PandasZoo

Pandas Python Tutorial: Learn Pandas and Python in stages

Let's get started!

Pandas Tutorials

Pandas Tutorial 1 - Titanic data set.

Pandas Basics: Titanic exercises

The first tutorial is using the Titanic data set. It is an Excel file called titanic3.xls. The only tab is called titanic3.

The questions we use for this tutorial are based on the titanic3 dataset, which can be found here

Note: At PandasZoo we use single quotes for our answers.
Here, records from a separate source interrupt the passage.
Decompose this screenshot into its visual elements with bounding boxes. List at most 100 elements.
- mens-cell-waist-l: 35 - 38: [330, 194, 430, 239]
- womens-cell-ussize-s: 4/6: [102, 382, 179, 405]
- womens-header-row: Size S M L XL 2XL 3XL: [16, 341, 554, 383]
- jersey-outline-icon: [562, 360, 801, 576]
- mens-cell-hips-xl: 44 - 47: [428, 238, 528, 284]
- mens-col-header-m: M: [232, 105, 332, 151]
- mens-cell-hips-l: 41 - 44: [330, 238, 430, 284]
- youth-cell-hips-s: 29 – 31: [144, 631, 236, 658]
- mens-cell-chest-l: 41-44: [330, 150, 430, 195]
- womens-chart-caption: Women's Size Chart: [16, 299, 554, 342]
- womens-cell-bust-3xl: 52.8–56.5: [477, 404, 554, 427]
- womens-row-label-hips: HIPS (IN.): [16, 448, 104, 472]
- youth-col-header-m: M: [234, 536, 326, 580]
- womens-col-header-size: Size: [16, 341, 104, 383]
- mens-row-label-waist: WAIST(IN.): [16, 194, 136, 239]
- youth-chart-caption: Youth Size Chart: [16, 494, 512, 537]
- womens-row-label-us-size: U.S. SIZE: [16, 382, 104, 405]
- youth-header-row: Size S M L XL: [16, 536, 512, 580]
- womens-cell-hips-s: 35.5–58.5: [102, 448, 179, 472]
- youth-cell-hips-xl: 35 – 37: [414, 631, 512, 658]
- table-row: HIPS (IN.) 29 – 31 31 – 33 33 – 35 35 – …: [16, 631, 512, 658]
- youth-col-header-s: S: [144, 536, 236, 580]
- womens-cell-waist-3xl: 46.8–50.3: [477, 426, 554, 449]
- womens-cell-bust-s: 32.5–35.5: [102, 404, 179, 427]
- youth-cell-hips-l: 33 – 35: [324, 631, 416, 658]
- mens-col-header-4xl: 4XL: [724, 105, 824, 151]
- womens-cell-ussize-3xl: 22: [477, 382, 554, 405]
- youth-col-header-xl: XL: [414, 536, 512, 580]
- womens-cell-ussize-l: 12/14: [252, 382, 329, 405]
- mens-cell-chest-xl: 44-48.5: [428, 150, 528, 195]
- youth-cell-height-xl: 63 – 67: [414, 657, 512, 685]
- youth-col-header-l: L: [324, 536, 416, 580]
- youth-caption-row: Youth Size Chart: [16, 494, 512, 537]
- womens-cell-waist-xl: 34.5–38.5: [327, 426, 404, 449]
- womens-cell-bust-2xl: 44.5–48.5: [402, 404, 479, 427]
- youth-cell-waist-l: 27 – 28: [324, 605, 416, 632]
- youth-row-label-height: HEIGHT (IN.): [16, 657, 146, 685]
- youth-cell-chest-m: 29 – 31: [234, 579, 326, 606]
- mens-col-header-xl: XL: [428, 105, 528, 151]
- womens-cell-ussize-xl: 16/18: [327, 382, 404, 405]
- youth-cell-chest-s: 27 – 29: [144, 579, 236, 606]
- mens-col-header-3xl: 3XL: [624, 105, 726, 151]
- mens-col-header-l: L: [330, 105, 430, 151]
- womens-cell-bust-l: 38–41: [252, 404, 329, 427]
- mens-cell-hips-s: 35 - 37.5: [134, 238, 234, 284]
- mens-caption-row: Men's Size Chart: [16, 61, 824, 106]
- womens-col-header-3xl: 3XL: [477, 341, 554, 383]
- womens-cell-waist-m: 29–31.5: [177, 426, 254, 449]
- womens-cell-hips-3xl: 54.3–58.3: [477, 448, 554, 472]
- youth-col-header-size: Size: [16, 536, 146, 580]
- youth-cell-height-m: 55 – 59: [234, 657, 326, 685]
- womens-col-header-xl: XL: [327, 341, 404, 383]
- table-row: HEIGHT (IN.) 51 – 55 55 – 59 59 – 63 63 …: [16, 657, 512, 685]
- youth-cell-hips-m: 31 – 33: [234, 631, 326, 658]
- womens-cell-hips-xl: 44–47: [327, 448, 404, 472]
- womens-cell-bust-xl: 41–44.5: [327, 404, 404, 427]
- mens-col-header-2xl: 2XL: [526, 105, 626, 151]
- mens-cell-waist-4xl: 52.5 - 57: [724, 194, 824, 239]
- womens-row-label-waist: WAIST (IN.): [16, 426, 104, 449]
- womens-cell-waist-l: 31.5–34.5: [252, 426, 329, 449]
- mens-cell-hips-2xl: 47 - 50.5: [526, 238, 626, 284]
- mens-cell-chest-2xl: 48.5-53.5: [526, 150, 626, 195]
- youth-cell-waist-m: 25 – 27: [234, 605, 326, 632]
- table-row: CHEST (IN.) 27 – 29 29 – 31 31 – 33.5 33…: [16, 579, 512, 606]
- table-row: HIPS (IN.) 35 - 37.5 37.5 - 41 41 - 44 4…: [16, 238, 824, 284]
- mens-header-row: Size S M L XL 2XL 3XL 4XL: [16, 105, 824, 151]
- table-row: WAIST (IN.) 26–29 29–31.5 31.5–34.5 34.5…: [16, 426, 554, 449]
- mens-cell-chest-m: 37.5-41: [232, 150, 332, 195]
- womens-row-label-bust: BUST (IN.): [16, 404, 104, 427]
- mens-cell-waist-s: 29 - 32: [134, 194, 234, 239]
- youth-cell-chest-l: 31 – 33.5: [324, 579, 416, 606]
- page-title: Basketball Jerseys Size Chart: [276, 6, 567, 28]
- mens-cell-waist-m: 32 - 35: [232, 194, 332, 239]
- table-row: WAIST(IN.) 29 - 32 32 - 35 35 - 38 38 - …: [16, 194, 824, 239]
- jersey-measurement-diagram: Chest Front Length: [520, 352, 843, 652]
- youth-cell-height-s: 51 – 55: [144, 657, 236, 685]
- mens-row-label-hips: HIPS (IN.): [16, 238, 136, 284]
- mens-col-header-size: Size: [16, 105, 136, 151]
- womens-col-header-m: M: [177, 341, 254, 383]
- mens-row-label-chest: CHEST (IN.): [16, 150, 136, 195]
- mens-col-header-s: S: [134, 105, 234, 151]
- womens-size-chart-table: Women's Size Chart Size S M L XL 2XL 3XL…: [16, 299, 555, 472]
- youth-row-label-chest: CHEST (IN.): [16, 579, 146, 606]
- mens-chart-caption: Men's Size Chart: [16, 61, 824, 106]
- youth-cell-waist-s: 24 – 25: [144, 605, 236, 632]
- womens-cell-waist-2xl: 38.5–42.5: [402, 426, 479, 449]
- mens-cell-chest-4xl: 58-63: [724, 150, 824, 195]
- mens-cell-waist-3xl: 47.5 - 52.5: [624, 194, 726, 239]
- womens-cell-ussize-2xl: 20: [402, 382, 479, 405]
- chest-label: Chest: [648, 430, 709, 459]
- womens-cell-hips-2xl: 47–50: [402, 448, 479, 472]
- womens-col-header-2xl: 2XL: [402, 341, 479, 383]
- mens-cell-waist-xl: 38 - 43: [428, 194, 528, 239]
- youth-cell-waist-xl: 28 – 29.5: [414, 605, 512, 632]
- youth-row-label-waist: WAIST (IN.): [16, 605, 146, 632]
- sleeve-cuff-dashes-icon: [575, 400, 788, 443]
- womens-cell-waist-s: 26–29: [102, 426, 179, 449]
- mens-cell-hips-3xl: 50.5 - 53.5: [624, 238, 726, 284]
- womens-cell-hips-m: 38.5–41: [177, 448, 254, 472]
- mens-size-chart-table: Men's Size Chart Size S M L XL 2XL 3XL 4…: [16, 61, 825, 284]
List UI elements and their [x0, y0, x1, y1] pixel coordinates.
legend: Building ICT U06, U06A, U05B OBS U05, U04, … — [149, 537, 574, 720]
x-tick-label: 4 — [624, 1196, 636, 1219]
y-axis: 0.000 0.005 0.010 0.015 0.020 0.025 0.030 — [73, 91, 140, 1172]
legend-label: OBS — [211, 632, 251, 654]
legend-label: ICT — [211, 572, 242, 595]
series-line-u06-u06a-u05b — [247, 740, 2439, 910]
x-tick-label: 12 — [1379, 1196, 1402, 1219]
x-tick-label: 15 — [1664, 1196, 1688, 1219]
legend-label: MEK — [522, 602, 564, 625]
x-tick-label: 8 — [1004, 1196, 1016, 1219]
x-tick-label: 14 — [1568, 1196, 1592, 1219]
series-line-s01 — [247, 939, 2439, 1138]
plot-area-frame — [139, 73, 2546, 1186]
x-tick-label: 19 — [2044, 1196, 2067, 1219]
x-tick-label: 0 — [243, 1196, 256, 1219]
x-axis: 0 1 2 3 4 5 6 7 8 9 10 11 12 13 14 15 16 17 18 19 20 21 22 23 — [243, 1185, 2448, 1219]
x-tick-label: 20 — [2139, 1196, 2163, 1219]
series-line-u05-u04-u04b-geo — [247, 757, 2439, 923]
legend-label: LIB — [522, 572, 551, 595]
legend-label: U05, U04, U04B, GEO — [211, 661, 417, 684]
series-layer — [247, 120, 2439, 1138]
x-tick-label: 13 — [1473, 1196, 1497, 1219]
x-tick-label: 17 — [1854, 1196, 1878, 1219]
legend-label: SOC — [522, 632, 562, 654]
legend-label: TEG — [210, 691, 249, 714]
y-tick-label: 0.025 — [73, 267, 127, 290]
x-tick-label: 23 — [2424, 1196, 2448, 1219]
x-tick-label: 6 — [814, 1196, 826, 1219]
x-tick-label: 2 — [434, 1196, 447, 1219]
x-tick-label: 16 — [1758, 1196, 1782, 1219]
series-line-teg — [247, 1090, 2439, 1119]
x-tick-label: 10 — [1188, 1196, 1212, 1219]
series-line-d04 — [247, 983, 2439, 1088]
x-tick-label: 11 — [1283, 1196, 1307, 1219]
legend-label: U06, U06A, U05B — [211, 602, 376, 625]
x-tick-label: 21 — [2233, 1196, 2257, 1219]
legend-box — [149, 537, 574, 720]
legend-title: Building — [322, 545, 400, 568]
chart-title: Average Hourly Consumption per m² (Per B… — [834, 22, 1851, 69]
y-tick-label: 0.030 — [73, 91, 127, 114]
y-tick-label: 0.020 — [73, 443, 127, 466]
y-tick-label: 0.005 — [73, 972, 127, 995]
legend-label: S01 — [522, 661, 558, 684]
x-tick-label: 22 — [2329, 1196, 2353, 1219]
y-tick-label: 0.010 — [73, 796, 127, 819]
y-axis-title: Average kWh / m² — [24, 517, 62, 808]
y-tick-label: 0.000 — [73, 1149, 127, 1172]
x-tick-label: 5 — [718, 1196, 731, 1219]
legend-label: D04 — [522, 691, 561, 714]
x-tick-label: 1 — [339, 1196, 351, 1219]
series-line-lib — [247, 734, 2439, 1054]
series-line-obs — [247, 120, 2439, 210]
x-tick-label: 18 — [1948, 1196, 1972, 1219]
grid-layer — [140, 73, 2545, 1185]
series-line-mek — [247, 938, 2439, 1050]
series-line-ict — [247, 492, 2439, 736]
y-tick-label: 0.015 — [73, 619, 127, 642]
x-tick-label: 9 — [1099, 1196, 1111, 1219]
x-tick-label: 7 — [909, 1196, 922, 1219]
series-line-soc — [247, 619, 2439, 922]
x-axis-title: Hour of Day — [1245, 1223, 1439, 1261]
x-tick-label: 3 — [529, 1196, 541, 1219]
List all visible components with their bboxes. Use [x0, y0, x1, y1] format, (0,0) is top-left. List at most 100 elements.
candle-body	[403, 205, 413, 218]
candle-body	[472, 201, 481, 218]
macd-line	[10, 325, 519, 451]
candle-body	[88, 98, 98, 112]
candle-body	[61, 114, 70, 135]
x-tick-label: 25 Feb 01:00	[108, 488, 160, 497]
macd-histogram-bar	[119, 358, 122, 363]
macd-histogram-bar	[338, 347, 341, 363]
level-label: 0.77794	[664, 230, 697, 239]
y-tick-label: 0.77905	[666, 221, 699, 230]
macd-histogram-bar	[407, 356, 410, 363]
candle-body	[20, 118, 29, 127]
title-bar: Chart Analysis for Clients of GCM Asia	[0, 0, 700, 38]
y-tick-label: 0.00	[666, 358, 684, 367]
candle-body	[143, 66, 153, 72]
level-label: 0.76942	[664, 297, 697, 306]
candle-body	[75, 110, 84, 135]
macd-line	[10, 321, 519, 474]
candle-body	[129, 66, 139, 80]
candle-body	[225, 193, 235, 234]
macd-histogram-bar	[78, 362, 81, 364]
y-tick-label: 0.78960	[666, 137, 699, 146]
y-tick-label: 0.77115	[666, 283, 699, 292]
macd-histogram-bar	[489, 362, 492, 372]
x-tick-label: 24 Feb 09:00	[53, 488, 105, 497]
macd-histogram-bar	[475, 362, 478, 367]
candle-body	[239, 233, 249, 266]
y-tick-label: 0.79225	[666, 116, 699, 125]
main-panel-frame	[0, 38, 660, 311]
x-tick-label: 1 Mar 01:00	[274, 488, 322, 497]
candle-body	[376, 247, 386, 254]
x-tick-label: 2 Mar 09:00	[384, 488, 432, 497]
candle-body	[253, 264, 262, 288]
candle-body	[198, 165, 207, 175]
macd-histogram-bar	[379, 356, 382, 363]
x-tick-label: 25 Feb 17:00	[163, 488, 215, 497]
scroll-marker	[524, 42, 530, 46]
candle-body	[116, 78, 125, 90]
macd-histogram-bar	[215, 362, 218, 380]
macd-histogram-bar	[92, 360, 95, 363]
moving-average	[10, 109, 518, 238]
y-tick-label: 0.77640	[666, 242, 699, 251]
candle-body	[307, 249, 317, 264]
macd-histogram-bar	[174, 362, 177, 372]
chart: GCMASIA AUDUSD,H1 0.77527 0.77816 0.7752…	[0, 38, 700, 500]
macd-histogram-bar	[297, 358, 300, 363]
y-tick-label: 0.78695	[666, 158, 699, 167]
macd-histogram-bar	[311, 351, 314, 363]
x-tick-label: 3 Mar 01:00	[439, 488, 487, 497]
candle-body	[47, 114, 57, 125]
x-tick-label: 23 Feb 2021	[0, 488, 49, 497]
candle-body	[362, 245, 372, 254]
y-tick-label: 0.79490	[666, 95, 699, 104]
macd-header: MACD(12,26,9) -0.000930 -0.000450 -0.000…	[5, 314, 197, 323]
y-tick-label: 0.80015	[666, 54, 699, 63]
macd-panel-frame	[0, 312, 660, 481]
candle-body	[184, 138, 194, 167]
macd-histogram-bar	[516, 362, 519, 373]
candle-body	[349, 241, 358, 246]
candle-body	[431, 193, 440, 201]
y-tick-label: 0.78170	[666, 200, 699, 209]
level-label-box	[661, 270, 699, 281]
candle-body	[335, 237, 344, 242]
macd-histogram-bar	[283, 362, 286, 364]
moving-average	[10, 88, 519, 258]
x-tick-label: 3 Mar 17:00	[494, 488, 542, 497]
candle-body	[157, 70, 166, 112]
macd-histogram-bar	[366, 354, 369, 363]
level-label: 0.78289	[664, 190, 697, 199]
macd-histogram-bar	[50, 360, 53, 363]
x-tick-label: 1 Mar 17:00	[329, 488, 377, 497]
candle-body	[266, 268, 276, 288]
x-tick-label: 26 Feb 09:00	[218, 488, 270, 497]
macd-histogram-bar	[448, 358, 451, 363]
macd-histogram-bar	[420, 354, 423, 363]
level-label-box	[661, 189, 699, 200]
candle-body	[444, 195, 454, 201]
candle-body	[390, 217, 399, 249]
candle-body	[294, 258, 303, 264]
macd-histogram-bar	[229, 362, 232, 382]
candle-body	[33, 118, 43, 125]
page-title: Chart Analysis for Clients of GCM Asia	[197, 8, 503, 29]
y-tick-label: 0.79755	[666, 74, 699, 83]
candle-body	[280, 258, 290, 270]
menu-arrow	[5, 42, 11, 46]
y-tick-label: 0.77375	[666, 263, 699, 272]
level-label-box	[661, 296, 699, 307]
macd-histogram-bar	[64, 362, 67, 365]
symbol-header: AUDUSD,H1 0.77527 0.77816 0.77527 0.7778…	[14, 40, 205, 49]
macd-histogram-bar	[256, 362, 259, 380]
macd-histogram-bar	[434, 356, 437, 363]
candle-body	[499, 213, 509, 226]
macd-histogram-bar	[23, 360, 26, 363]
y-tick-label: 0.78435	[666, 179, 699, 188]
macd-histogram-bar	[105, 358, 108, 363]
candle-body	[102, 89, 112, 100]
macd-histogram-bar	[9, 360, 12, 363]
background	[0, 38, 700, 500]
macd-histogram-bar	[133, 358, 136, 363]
This is a sample of what the titanic3 data set looks like:

pclass survived name sex age sibsp parch ticket fare cabin embarked boat body home.dest
0 1 1 Allen, Miss. Elisabeth Walton female 29.0000 0 0 24160 211.3375 B5 S 2 NaN St Louis, MO
1 1 1 Allison, Master. Hudson Trevor male 0.9167 1 2 113781 151.5500 C22 C26 S 11 NaN Montreal, PQ / Chesterville, ON
2 1 0 Allison, Miss. Helen Loraine female 2.0000 1 2 113781 151.5500 C22 C26 S NaN NaN Montreal, PQ / Chesterville, ON
3 1 0 Allison, Mr. Hudson Joshua Creighton male 30.0000 1 2 113781 151.5500 C22 C26 S NaN 135.0 Montreal, PQ / Chesterville, ON
4 1 0 Allison, Mrs. Hudson J C (Bessie Waldo Daniels) female 25.0000 1 2 113781 151.5500 C22 C26 S NaN NaN Montreal, PQ / Chesterville, ON

Question 1

Import the Pandas module.

Hint: We put in an example answer that you should try typing in.





Question 2

Import the NumPy module.





Question 3

Import the matplotlib.pyplot module.





Question 4

Read in the titanic3.xls data set. The only tab is called titanic3. Make sure NAs are labeled 'NA'.

When you read in the dataframe, call it titanic_df. Also, make sure index_col is set to None.

The order we want the read_excel function is: filename, tab name, index_col, and na_values.

Hint: We refer to Pandas as pd. You can find official documentation for read_excel here





Question 5

Use the head function to look at the titanic_df DataFrame.





Question 6

Use the describe function to learn more about the titanic_df dataset.





Question 7

Drop the 'ticket', 'cabin', 'boat', and 'body' columns in this order from the titanic_df dataframe.





Question 8

Let's make a bar plot using Pandas on the 'survived' column using value counts.

Hint: we refer to Pandas as pd





Question 9

Let's have a look at the mean of the people that survived, i.e the 'survived' column.

Hint: Don't make an object.





Question 10

Let's group our data by the sex of the passenger and see what the means are.

Hint: Don't make an object.





Question 11

Let's group the data by sex and class of the passenger in that order and see what the means are.

Hint: Don't make an object.

Another Hint: 'pclass' is the class column.





Question 12

Let's look at the sex and the class in but only look at those under 18 years old and see what the means are.

Hint: Don't make an object and do this in one line of code.

Hint: The group by order should be sex then class.